Joker’s origin has always been a mystery and that mystery is part of the character’s allure, so any attempt to tell it is fraught. Alan Moore’s and Brian Bolland’s comic the Killing Joke is still the best attempt to date and the film didn’t try to use it. Joker’s failure as a comedian was the only thing they translated to the screen. The comic is more tragic and relatable; an everyman forced into desperate situation by circumstances and looses his mind. The film shows Joker as someone struggling with mental illness already. His life is problematic but his problems are too particular. They needed to be more universal, but that might have been another cautious choice by the filmmakers to avoid any kind of universality that could be a criticism as something that could inspire someone in real life. His social awkwardness and lack of success with his apparent love interest are not sources of angst so much as they are pathetic. In this case, it’s hard to be sympathetic to the character which could provoke or inspire the viewer. Instead we’re made into passive and uninvested viewers. I think they didn’t want to rile anyone up considering the worry.

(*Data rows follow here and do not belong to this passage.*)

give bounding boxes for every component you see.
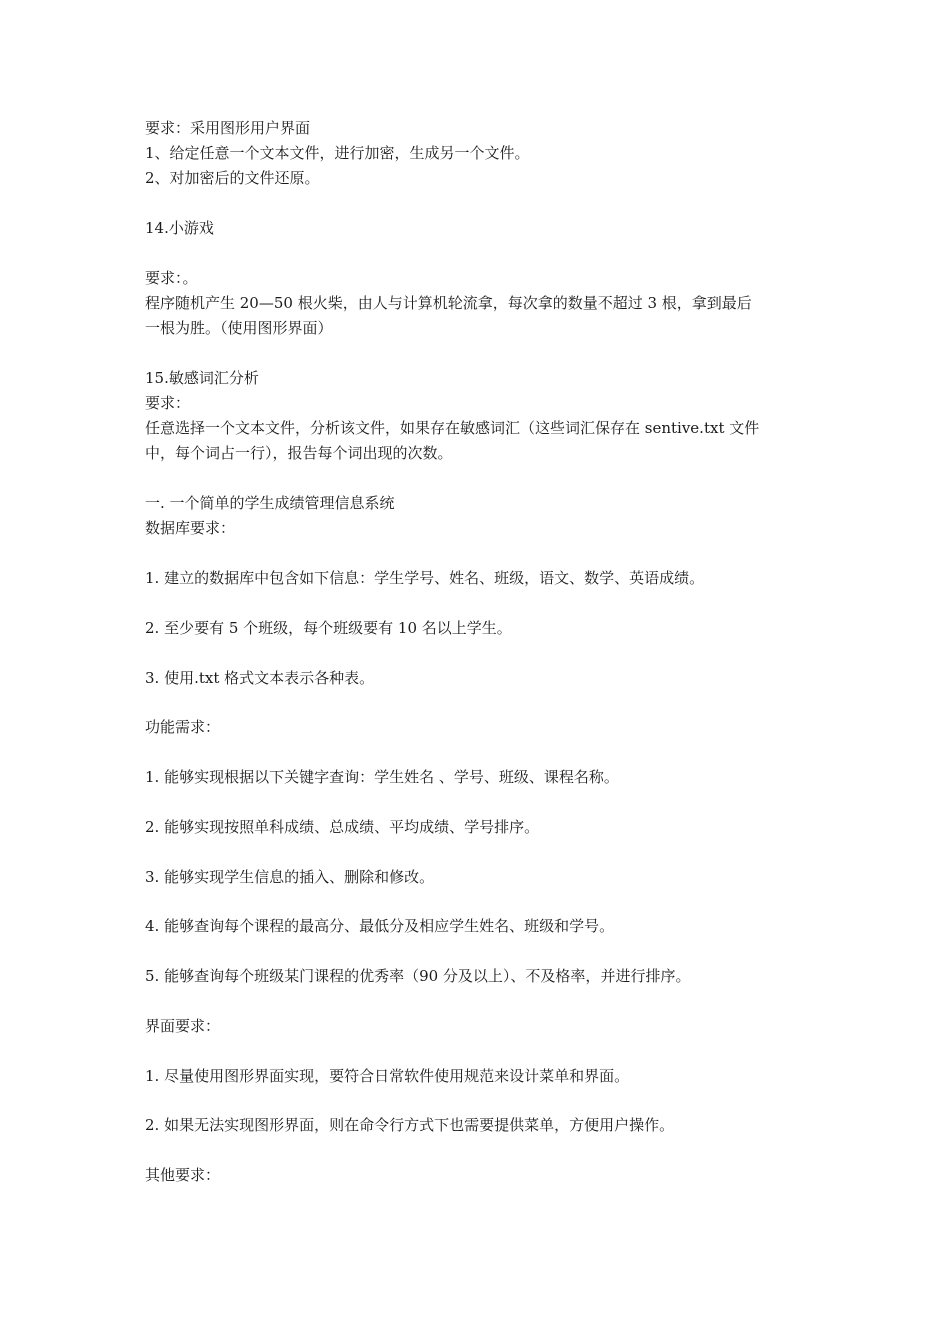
game-description-line-1: 程序随机产生 20—50 根火柴，由人与计算机轮流拿，每次拿的数量不超过 3 根，拿到最后 bbox=[145, 294, 752, 312]
sensitive-description-line-2: 中，每个词占一行），报告每个词出现的次数。 bbox=[145, 444, 453, 462]
other-requirements-heading: 其他要求： bbox=[145, 1166, 221, 1184]
sensitive-description-line-1: 任意选择一个文本文件，分析该文件，如果存在敏感词汇（这些词汇保存在 sentive.txt 文件 bbox=[145, 419, 760, 437]
function-item-1: 1. 能够实现根据以下关键字查询：学生姓名 、学号、班级、课程名称。 bbox=[145, 768, 619, 786]
requirement-gui-line: 要求：采用图形用户界面 bbox=[145, 119, 311, 137]
function-item-4: 4. 能够查询每个课程的最高分、最低分及相应学生姓名、班级和学号。 bbox=[145, 917, 615, 935]
database-item-3: 3. 使用.txt 格式文本表示各种表。 bbox=[145, 669, 375, 687]
database-item-1: 1. 建立的数据库中包含如下信息：学生学号、姓名、班级，语文、数学、英语成绩。 bbox=[145, 569, 705, 587]
function-item-2: 2. 能够实现按照单科成绩、总成绩、平均成绩、学号排序。 bbox=[145, 818, 540, 836]
section-heading-grade-system: 一. 一个简单的学生成绩管理信息系统 bbox=[145, 494, 395, 512]
game-description-line-2: 一根为胜。（使用图形界面） bbox=[145, 319, 333, 337]
function-item-3: 3. 能够实现学生信息的插入、删除和修改。 bbox=[145, 868, 435, 886]
interface-item-2: 2. 如果无法实现图形界面，则在命令行方式下也需要提供菜单，方便用户操作。 bbox=[145, 1116, 675, 1134]
function-item-5: 5. 能够查询每个班级某门课程的优秀率（90 分及以上）、不及格率，并进行排序。 bbox=[145, 967, 691, 985]
game-requirement-label: 要求：。 bbox=[145, 269, 198, 287]
encrypt-item-1: 1、给定任意一个文本文件，进行加密，生成另一个文件。 bbox=[145, 144, 530, 162]
database-item-2: 2. 至少要有 5 个班级，每个班级要有 10 名以上学生。 bbox=[145, 619, 512, 637]
interface-requirements-heading: 界面要求： bbox=[145, 1017, 221, 1035]
interface-item-1: 1. 尽量使用图形界面实现，要符合日常软件使用规范来设计菜单和界面。 bbox=[145, 1067, 630, 1085]
database-requirements-heading: 数据库要求： bbox=[145, 519, 236, 537]
section-heading-game: 14.小游戏 bbox=[145, 219, 214, 237]
section-heading-sensitive-words: 15.敏感词汇分析 bbox=[145, 369, 259, 387]
sensitive-requirement-label: 要求： bbox=[145, 394, 191, 412]
function-requirements-heading: 功能需求： bbox=[145, 718, 221, 736]
encrypt-item-2: 2、对加密后的文件还原。 bbox=[145, 169, 320, 187]
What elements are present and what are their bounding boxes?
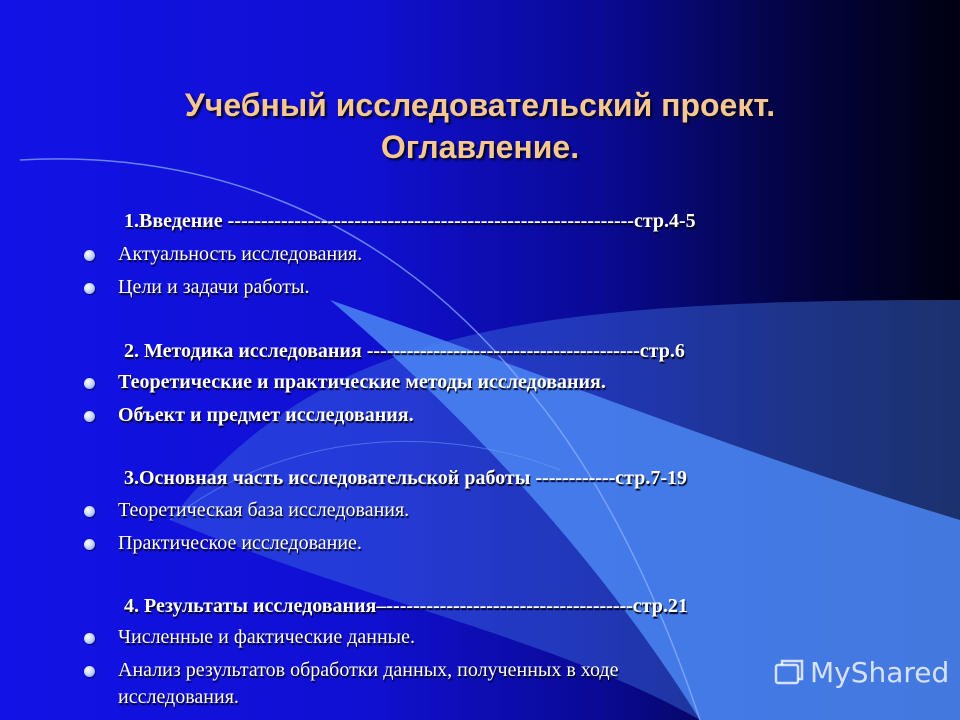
list-item-line-1: Анализ результатов обработки данных, полученных в ходе xyxy=(118,659,619,681)
section-heading-main-part: 3.Основная часть исследовательской работы ------------стр.7-19 xyxy=(124,467,688,489)
list-item: Теоретические и практические методы исследования. xyxy=(118,371,606,393)
bullet-icon xyxy=(84,633,95,644)
watermark: MyShared xyxy=(810,656,950,689)
list-item-line-2: исследования. xyxy=(118,686,239,708)
bullet-icon xyxy=(84,666,95,677)
title-line-1: Учебный исследовательский проект. xyxy=(184,87,776,123)
list-item: Численные и фактические данные. xyxy=(118,626,415,648)
section-heading-methodology: 2. Методика исследования -----------------------------------------стр.6 xyxy=(124,340,685,362)
section-heading-results: 4. Результаты исследования–-------------------------------------стр.21 xyxy=(124,595,688,617)
section-heading-introduction: 1.Введение -------------------------------------------------------------стр.4-5 xyxy=(124,210,696,232)
bullet-icon xyxy=(84,378,95,389)
list-item: Объект и предмет исследования. xyxy=(118,404,414,426)
bullet-icon xyxy=(84,283,95,294)
list-item: Цели и задачи работы. xyxy=(118,276,310,298)
list-item: Актуальность исследования. xyxy=(118,243,363,265)
bullet-icon xyxy=(84,506,95,517)
bullet-icon xyxy=(84,250,95,261)
watermark-logo-icon xyxy=(774,659,804,689)
bullet-icon xyxy=(84,539,95,550)
list-item: Теоретическая база исследования. xyxy=(118,499,410,521)
bullet-icon xyxy=(84,411,95,422)
list-item: Практическое исследование. xyxy=(118,532,362,554)
title-line-2: Оглавление. xyxy=(380,129,580,165)
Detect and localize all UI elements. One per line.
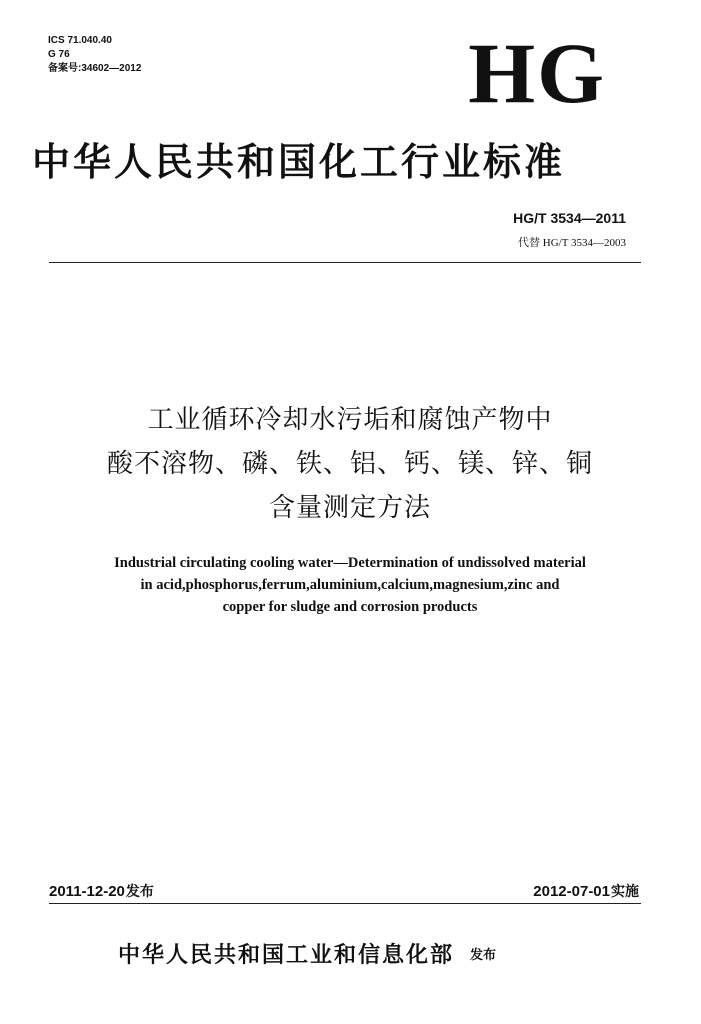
chinese-title-line-1: 工业循环冷却水污垢和腐蚀产物中 [147,405,553,435]
replaces-standard: 代替 HG/T 3534—2003 [518,237,626,249]
english-title-line-2: in acid,phosphorus,ferrum,aluminium,calcium,magnesium,zinc and [140,577,560,593]
issuer-name: 中华人民共和国工业和信息化部 [118,942,455,968]
standard-category-title: 中华人民共和国化工行业标准 [32,139,566,184]
standard-number: HG/T 3534—2011 [513,210,626,226]
implementation-date-label: 实施 [611,884,639,900]
classification-block [48,34,141,76]
issue-date [49,881,154,901]
chinese-title-line-3: 含量测定方法 [268,493,431,523]
ccs-code: G 76 [48,49,70,60]
issue-date-label: 发布 [125,884,154,900]
ics-code: ICS 71.040.40 [48,35,112,46]
hg-logo: HG [468,25,606,121]
bottom-divider [49,903,641,904]
english-title-line-1: Industrial circulating cooling water—Determination of undissolved material [114,555,586,571]
issuer-verb: 发布 [470,948,497,963]
issuing-authority [118,938,496,969]
issue-date-value: 2011-12-20 [49,883,125,900]
implementation-date-value: 2012-07-01 [533,883,610,900]
top-divider [49,262,641,263]
english-title-line-3: copper for sludge and corrosion products [222,599,478,615]
implementation-date [533,881,639,901]
filing-number: 备案号:34602—2012 [48,63,142,74]
chinese-title-line-2: 酸不溶物、磷、铁、铝、钙、镁、锌、铜 [106,449,593,479]
english-title [50,552,650,618]
chinese-title [50,398,650,530]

Timothy Williams’s Brightburn should have been the film to worry about as a rallying cry for bullied and awkward young white men. The film slipped under the radar but tells the story of a young boy who feels mistreated and victimized. The young boy happens to have superpowers and uses them to extract revenge on his parents and perceived enemies. The film crystallizes the all too common sense of alienation, rejection, and loss of entitlement that so many young men face in the United States today. It is also a subversive power fantasy that the viewer can vicariously experience; especially if that viewer can relate to the main character-Joker is not nearly as as “dangerous” or provocative.

Historically, artists have always pushed boundaries and challenged convention. They rejected enforced conformity and shunned coercion and the dictates of society or authority to impose restraints on their expression. The Joker filmmakers allowed the zeitgeist to dictate the course or certain aspects of the film – they compromised in order to either avoid conflict or controversy or appease people who were going to hate the movie either way – art making held hostage by outside interference usually results in a mediocrity. One need only to look at Stanley Kubrick’s last film Eyes Wide Shut (1999) for an example of studio interference which compromised the artistic vision of the filmmaker.

The Joker has become a major Hollywood success, so there are likely to be many similar films to follow. But sadly, the film has little artistic or narrative merit. The filmmakers managed to make a Joker film that gives us the form of Joker, but none of his essence- which apparently is good enough for mass appeal. The controversy petered out in the aftermath of the film’s release; if anything the critics who feared it should have cheered, but of course the content of the film was never the point in the age of symbolic demonstrations of morality and cathartic political performance meant for public preening and reputation enhancement more that actually changing anything. The fear that this would be a nihilistic film inspiring young white lonely men to violence was totally unfounded – in fact it is a film about the privations of austerity and lack of social funding for disadvantaged people that happened to have a comic book villain in it.